3.9. Measurement of RANKL and OPG

The serum levels of RANKL and OPG were determined using commercial ELISA kits (RANKL: Cat. NO. MTR00; OPG: Cat. No. MOP00) (R&D Systems, Minneapolis, MN, USA) in conformity with the following instructions. Briefly, all microtitre plates were coated overnight at 4 °C with antibodies against mouse RANKL and OPG. Subsequently, the plates were blocked, samples and standards were added at various dilutions in duplicate and incubated at 4 °C for 24 h. Plates were washed 3 times with buffer, and antibodies were added to the wells. Plates were incubated at room temperature for 1 h, washed, and 50 µL of avidin-HRP was added. The color reagent o-phenyl-enediamine was added 15 min later, and the plates were incubated in the dark at 37 °C for 15–20 minutes. The enzyme reaction was stopped with H₂SO₄ and the absorbance was measured at 490 nm. Values were expressed in pg/mL.
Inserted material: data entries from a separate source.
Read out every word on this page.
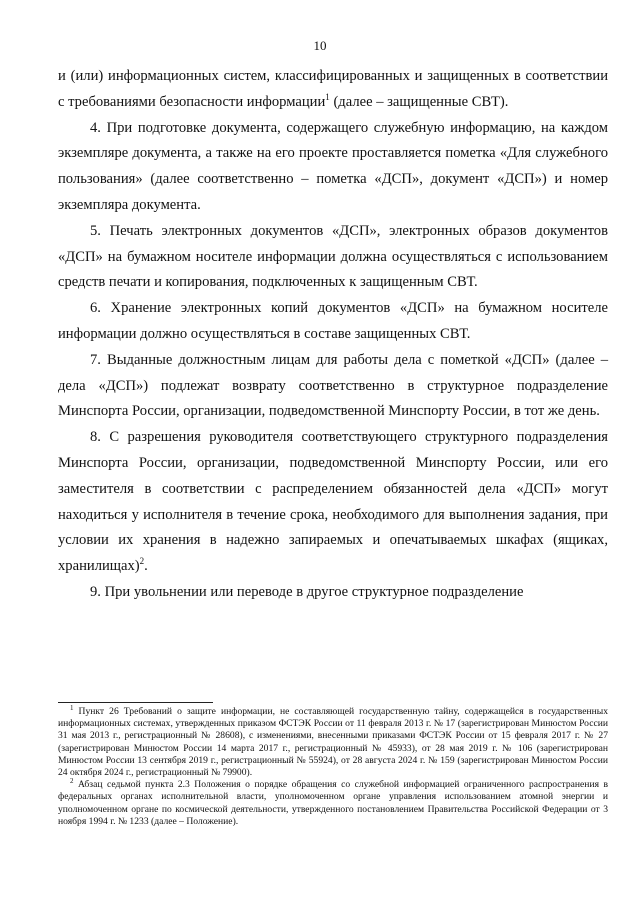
10

и (или) информационных систем, классифицированных и защищенных в соответствии с требованиями безопасности информации$^1$ (далее – защищенные СВТ).

4. При подготовке документа, содержащего служебную информацию, на каждом экземпляре документа, а также на его проекте проставляется пометка «Для служебного пользования» (далее соответственно – пометка «ДСП», документ «ДСП») и номер экземпляра документа.

5. Печать электронных документов «ДСП», электронных образов документов «ДСП» на бумажном носителе информации должна осуществляться с использованием средств печати и копирования, подключенных к защищенным СВТ.

6. Хранение электронных копий документов «ДСП» на бумажном носителе информации должно осуществляться в составе защищенных СВТ.

7. Выданные должностным лицам для работы дела с пометкой «ДСП» (далее – дела «ДСП») подлежат возврату соответственно в структурное подразделение Минспорта России, организации, подведомственной Минспорту России, в тот же день.

8. С разрешения руководителя соответствующего структурного подразделения Минспорта России, организации, подведомственной Минспорту России, или его заместителя в соответствии с распределением обязанностей дела «ДСП» могут находиться у исполнителя в течение срока, необходимого для выполнения задания, при условии их хранения в надежно запираемых и опечатываемых шкафах (ящиках, хранилищах)$^2$.

9. При увольнении или переводе в другое структурное подразделение

$^1$ Пункт 26 Требований о защите информации, не составляющей государственную тайну, содержащейся в государственных информационных системах, утвержденных приказом ФСТЭК России от 11 февраля 2013 г. № 17 (зарегистрирован Минюстом России 31 мая 2013 г., регистрационный № 28608), с изменениями, внесенными приказами ФСТЭК России от 15 февраля 2017 г. № 27 (зарегистрирован Минюстом России 14 марта 2017 г., регистрационный № 45933), от 28 мая 2019 г. № 106 (зарегистрирован Минюстом России 13 сентября 2019 г., регистрационный № 55924), от 28 августа 2024 г. № 159 (зарегистрирован Минюстом России 24 октября 2024 г., регистрационный № 79900).

$^2$ Абзац седьмой пункта 2.3 Положения о порядке обращения со служебной информацией ограниченного распространения в федеральных органах исполнительной власти, уполномоченном органе управления использованием атомной энергии и уполномоченном органе по космической деятельности, утвержденного постановлением Правительства Российской Федерации от 3 ноября 1994 г. № 1233 (далее – Положение).
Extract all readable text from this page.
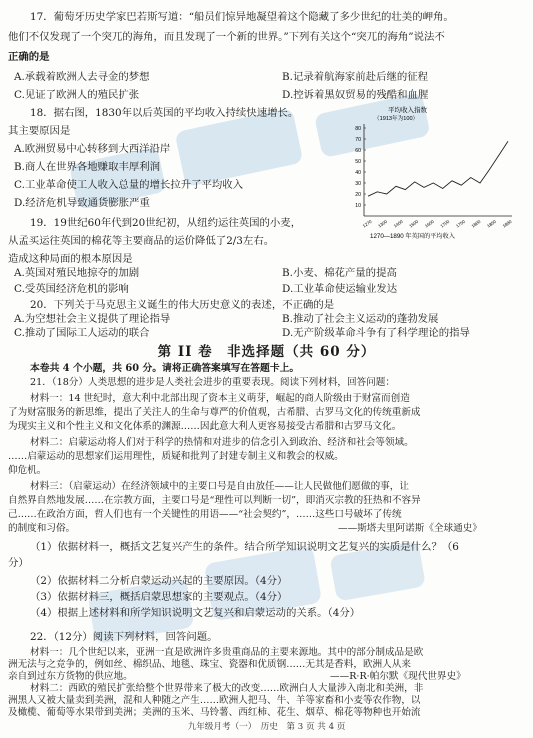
17．葡萄牙历史学家巴若斯写道：“船员们惊异地凝望着这个隐藏了多少世纪的壮美的岬角。
他们不仅发现了一个突兀的海角，而且发现了一个新的世界。”下列有关这个“突兀的海角”说法不
正确的是
A.承载着欧洲人去寻金的梦想	B.记录着航海家前赴后继的征程
C.见证了欧洲人的殖民扩张	D.控诉着黑奴贸易的残酷和血腥
18．据右图，1830年以后英国的平均收入持续快速增长。
其主要原因是
A.欧洲贸易中心转移到大西洋沿岸
B.商人在世界各地赚取丰厚利润
C.工业革命使工人收入总量的增长拉升了平均收入
D.经济危机导致通货膨胀严重
平均收入指数
（1913年为100）
80
70
60
50
40
30
20
10
1270 1300 1400 1500 1600 1700 1750 1800 1850 1890
1270—1890 年英国的平均收入
19．19世纪60年代到20世纪初，从纽约运往英国的小麦，
从孟买运往英国的棉花等主要商品的运价降低了2/3左右。
造成这种局面的根本原因是
A.英国对殖民地掠夺的加剧	B.小麦、棉花产量的提高
C.受英国经济危机的影响	D.工业革命使运输业发达
20．下列关于马克思主义诞生的伟大历史意义的表述，不正确的是
A.为空想社会主义提供了理论指导	B.推动了社会主义运动的蓬勃发展
C.推动了国际工人运动的联合	D.无产阶级革命斗争有了科学理论的指导
第 II 卷　非选择题（共 60 分）
本卷共 4 个小题，共 60 分。请将正确答案填写在答题卡上。
21．（18分）人类思想的进步是人类社会进步的重要表现。阅读下列材料，回答问题：
材料一：14 世纪时，意大利中北部出现了资本主义萌芽，崛起的商人阶级由于财富而创造
了为财富服务的新思维，提出了关注人的生命与尊严的价值观，古希腊、古罗马文化的传统重新成
为现实主义和个性主义和文化体系的渊源……因此意大利人更容易接受古希腊和古罗马文化。
材料二：启蒙运动将人们对于科学的热情和对进步的信念引入到政治、经济和社会等领域。
……启蒙运动的思想家们运用理性，质疑和批判了封建专制主义和教会的权威。
仰危机。
材料三：（启蒙运动）在经济领域中的主要口号是自由放任——让人民做他们愿做的事，让
自然界自然地发展……在宗教方面，主要口号是“理性可以判断一切”，即消灭宗教的狂热和不容异
己……在政治方面，哲人们也有一个关键性的用语——“社会契约”，……这些口号破坏了传统
的制度和习俗。	——斯塔夫里阿诺斯《全球通史》
（1）依据材料一，概括文艺复兴产生的条件。结合所学知识说明文艺复兴的实质是什么？（6
分）
（2）依据材料二分析启蒙运动兴起的主要原因。（4分）
（3）依据材料三，概括启蒙思想家的主要观点。（4分）
（4）根据上述材料和所学知识说明文艺复兴和启蒙运动的关系。（4分）
22．（12分）阅读下列材料，回答问题。
材料一：几个世纪以来，亚洲一直是欧洲许多贵重商品的主要来源地。其中的部分制成品是欧
洲无法与之竞争的，例如丝、棉织品、地毯、珠宝、瓷器和优质钢……无其是香料，欧洲人从来
亲自到过东方货物的供应地。	——R·R·帕尔默《现代世界史》
材料二：西欧的殖民扩张给整个世界带来了极大的改变……欧洲白人大量涉入南北和美洲，非
洲黑人又被大量卖到美洲，混和人种随之产生……欧洲人把马、牛、羊等家畜和小麦等农作物，以
及橄榄、葡萄等水果带到美洲；美洲的玉米、马铃薯、西红柿、花生、烟草、棉花等物种也开始流
九年级月考（一）　历史　第 3 页 共 4 页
3.10. Statistical Analysis

Experiments were conducted separately at least three times and all data are presented as the mean ± standard deviation (SD). All statistical analyses were performed by using SPSS (Korean version 14.0). The statistical differences were analyzed using one-way analysis of variance (ANOVA) followed by Tukey’s post hoc test. p-values less than 0.05 were considered significant.

4. Conclusions

APE restored LPS-induced bone erosion in a murine model and it was revealed that its underlying mechanism was APE inhibition of osteoclast differentiation and bone resorbing activity through direct inactivation of both c-Fos and NFATc1, without affecting various RANKL-induced early signaling pathways, such as MAPKs and calcium signaling. Consequently, it is the first demonstration of the anti-osteoclast activity of APE on bone destruction, suggesting the potential promise of APE as an agent against bone-related disorders, including osteoporosis.